Deus Ex movie when?
If it ever happens its going to be Human Revolution dogshit, so who cares
>>64264668
1982
>>64264688
This.
>>64264668
Deus Ex used exploration and background details you had to search for/ read people's books/news terminals/hack people's emails to explain the world and most of the backstory. A movie would have to lose almost all of that and you'd just end up with the main plotline and it would be a disappointment.
>>64264967
this
>>64264668
Why do you need a movie when it's literally unfolding in reality?
>>64264967
>>64264984
>>64266494
>>64266866
I never asked for this
>>64266433
might end up as a counter-terrorism movie
>YOU HAVE TO STOP
>BUT PAUL, I MUST KILL THE TERRORIST
>NO, JC U(natco) ARE THE TERRORIST
>and then JC was the internet
>Making movies based on video games
Why do people think this is a good idea in the first place? There has never been a good movie based on a video game, period. Taking a player driven narrative and bringing it into a more linear cinematic adaption never works out. Even the video games that attempted to capture the 'cinematic' essence of movies end up flawed because of it.
>>64267051
I never asked foryou
I would kindly ask capeshit subhumans to leave anime and videogame franchises the fuck alone. Thank you.
>>64267160
Movie adaptations of games don't work out because the producers don't want to make faithful adaptations and just want the name recognition. It has nothing to do with "player driven narratives," which don't even exist in all games.
>>64267160
>Even the video games that attempted to capture the 'cinematic' essence of movies end up flawed because of it.
Yep. Tbqh those developers might as well just use the game engine to render a feature-lenght animation they can put up on netflix and spare us the interactive movie vidya bullshit.
>>64267160
Indeed, that's another proof that video game is a much superior form of art.

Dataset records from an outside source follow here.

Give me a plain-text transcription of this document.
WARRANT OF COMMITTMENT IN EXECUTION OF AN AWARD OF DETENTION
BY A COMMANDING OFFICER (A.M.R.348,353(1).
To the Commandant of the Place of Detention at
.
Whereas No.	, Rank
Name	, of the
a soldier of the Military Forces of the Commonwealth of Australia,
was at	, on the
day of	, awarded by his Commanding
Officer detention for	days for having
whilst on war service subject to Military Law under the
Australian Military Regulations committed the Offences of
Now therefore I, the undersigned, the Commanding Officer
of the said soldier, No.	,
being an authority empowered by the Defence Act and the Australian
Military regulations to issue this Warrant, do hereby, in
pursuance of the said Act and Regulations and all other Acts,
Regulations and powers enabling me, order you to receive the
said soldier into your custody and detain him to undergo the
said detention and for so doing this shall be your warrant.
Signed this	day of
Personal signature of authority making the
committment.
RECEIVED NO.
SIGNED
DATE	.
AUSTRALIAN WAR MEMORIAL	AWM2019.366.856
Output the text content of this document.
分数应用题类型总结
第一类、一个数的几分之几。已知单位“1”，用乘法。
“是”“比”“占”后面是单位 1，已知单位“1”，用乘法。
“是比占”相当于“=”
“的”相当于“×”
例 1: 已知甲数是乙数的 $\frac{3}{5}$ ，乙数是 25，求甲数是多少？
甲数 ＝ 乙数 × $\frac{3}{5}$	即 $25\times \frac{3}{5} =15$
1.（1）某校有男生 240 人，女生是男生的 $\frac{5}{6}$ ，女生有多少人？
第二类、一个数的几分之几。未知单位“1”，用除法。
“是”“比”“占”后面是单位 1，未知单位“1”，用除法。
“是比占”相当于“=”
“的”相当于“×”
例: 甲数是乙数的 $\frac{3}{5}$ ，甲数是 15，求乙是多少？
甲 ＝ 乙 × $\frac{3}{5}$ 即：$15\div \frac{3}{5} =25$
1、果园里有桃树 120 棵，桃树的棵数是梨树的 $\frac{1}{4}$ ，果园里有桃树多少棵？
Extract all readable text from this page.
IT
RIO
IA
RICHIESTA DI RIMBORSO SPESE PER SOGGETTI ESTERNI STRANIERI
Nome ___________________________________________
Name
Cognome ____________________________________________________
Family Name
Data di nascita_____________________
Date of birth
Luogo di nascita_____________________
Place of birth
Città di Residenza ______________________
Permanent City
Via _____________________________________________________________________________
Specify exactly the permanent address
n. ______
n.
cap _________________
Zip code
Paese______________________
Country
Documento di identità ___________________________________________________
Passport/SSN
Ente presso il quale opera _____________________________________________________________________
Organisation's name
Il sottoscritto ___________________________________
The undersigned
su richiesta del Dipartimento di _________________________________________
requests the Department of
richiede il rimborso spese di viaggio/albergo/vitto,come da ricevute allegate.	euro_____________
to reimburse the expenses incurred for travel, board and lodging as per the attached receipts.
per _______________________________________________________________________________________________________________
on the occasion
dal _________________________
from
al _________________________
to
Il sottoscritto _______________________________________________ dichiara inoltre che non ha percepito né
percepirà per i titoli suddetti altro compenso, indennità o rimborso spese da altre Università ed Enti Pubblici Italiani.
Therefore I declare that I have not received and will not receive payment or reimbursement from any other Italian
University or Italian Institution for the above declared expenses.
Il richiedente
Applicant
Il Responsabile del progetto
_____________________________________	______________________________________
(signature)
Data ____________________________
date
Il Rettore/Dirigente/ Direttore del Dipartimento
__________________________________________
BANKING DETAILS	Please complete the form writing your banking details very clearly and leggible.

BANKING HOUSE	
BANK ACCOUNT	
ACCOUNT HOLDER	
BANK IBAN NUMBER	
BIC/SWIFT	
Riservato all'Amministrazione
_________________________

Movie adaptation of games only even occur because there's enough demand for it to be profitable. In what scenario are producers and directors deciding to create a fundamentally unoriginal work out of pure and creative motives? This has been demonstrated to excess in the last decade, and they are almost invariably shit. The people stupid enough to still even want movie adaptations of anything are fucking morons who clap after Marvel capeshit.
>>64264668
>an hour and a half of crawling through an office and hacking into nodes
RoboCop(1987) It already happened,.
>>64267160
The first Resident Evil was alright, it's not like it was going to Cannes but as an action flick it did its job.